My dad makes wooden toys so we already have booths at most craft shows. My dad is volunteering to sell some of my photography for me. What kind of thing would you suggest having at a craft show.


----------



## imagemaker46 (Jun 4, 2012)

Hard to say, but it seems to me that flowers, sunsets and cute cats and dogs are usually the ones that people put up for sale.  I really don't know how much sells though.


----------



## snowbear (Jun 4, 2012)

Are there any specialty/attractions in your area?  I live the in Chesapeake Bay region so lighthouses and other nautical subjects are popular.


----------



## gsgary (Jun 4, 2012)

Lets see what you have got


----------



## krizn (Jun 4, 2012)

I live in the Midwest so there isn't much of a nautical demand. I guess I could shoot the older tractors and different farm elements. Though that doesn't really seem like something the crafting crowd would purchase.


----------



## Designer (Jun 4, 2012)

abstract


----------



## rexbobcat (Jun 4, 2012)

Yeah, I would assume abstract and detail stuff.


----------



## Sw1tchFX (Jun 4, 2012)

Hop into the car and take a trip outside of the area that's already so familiar to everyone who will be at the show.


----------



## spacefuzz (Jun 4, 2012)

Do some research on other shows in your area and see what is there.


----------



## mishele (Jun 4, 2012)

I would say you see a lot of Still Lifes at craft shows.
35 Superb Examples of Still Life Photography | Inspiration


----------



## morganza (Jun 4, 2012)

imagemaker46 said:


> Hard to say, but it seems to me that flowers, sunsets and cute cats and dogs are usually the ones that people put up for sale.  I really don't know how much sells though.
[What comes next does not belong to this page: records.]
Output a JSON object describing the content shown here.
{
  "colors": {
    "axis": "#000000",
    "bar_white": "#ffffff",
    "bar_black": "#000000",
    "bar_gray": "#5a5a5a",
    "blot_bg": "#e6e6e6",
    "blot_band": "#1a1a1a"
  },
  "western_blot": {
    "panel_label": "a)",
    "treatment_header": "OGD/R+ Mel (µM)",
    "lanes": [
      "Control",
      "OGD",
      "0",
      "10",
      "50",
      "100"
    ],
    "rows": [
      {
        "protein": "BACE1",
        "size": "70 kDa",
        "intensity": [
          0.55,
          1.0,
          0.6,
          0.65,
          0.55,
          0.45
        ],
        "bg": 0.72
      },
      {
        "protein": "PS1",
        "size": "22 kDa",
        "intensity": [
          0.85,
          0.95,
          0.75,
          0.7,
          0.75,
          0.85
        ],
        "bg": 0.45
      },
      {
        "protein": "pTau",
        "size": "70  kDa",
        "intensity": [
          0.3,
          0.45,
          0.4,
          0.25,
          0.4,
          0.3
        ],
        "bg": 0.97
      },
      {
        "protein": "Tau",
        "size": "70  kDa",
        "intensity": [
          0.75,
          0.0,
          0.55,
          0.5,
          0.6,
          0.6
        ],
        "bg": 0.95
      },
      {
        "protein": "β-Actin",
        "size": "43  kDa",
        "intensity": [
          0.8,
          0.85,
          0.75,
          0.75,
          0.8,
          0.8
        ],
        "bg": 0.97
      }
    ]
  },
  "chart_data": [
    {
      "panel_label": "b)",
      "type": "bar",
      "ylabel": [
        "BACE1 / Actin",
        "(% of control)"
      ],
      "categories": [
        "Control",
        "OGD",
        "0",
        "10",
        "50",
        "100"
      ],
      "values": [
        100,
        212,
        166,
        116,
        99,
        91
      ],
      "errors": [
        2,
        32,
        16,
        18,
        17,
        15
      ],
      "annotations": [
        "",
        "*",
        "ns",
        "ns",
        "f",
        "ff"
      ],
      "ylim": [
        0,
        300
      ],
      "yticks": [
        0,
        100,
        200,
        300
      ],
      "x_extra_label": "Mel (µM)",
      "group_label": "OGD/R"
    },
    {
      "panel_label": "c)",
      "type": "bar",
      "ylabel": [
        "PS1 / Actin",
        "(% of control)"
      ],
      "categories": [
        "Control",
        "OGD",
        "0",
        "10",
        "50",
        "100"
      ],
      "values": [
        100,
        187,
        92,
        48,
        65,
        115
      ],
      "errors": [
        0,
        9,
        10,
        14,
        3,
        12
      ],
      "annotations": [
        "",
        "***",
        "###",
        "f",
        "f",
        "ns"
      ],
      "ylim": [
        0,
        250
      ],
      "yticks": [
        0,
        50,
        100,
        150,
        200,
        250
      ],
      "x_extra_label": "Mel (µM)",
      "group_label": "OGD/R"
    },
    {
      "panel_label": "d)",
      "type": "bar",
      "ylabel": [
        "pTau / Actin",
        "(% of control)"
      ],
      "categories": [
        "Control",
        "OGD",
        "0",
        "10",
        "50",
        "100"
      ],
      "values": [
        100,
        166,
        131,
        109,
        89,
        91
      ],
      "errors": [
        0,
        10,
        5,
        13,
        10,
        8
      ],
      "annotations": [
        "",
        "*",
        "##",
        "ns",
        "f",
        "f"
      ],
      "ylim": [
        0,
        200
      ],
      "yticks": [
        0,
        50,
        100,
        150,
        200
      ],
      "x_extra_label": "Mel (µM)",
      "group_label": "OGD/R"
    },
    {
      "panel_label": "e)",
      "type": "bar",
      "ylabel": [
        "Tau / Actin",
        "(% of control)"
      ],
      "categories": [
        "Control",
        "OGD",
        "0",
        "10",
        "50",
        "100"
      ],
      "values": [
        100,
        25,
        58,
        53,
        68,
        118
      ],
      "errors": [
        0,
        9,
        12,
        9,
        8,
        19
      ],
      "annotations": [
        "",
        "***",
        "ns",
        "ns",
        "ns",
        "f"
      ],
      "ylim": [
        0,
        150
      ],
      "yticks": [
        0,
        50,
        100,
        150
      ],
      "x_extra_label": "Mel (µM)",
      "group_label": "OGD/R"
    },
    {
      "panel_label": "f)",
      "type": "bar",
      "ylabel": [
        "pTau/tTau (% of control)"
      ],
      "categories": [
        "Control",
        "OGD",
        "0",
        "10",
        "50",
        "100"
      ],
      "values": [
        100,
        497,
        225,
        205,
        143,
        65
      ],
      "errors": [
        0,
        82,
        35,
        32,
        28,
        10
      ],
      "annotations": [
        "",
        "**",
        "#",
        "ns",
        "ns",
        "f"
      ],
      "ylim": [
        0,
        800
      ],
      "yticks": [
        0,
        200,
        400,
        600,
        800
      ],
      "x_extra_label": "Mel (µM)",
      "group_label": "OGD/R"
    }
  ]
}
I agree, things like that would be most popular.


----------



## Steve5D (Jun 4, 2012)

My brother has done a few shows in northern Florida (Jacksonville/St./ Augustine), and he's found it to be a tough road.

He's an amazing photographer. People would come into his booth, and you could tell that their reactions to his work were genuine. Positive comments were plentiful and traffic was steady.

Sales, however, were not.

The one show I worked with him; some music and arts festival in St. Augustine, his biggest sellers were butterflies, and by a pretty wide margin.

I haven't done anything out here (San Diego), but I'd like to. The problem is I just don't know what to go with, subject-wise.

Essentially, you're trying to figure out what's going to fit the decor of homes you've never seen. If you're going to matte your prints, I'd go with only white or black (matches everything). Beyond that, I think it's a pretty significant crap shoot...


----------



## DiskoJoe (Jun 5, 2012)

krizn said:


> My dad makes wooden toys so we already have booths at most craft shows. My dad is volunteering to sell some of my photography for me. What kind of thing would you suggest having at a craft show.



Something crafty. You can really only present one type of photography, YOURS.


----------